Seven-time Olympic gold medalist Katie Ledecky's exercise routine includes 10 pool workouts over five days and three weight room sessions a week, with Sundays off.
You can bet she gets in a lot more than the minimum recommended amount of moderate physical activity (150-300 minutes weekly) or vigorous physical activity (75-150 minutes weekly), which is essential for a world-class athlete.
For the rest of us, however, there's good news about the benefits of faithfully sticking with those minimum recommendations — or increasing them a bit.
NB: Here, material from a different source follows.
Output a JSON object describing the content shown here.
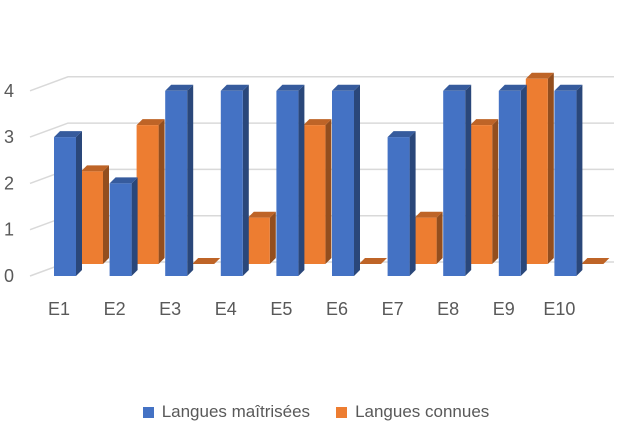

A study published in the journal Circulation used 30 years' data on 100,000 people to see what impact different levels of physical activity have on the risk of death from cardiovascular disease and from all causes. The researchers discovered that those who regularly did 150-300 minutes a week of moderate physical activity had a 22% to 25% lower risk of death from cardiovascular disease and a 20% to 21% lower risk of death from all causes over those decades.
The very best protection came from 300 to 600 minutes a week (or 42 to 84 minutes a day) of long-term moderate physical activity or around 150 to 300 minutes a week of vigorous physical activity (21 to 42 minutes a day), or an equivalent combination of both. Those levels of activity reduced the risks by 26% to 31% — the equivalent of living eight years longer disability-free.
That should be exciting enough to make you head out the door to get started on your 42-plus minutes of smiles, sweat, and a longer, healthier life.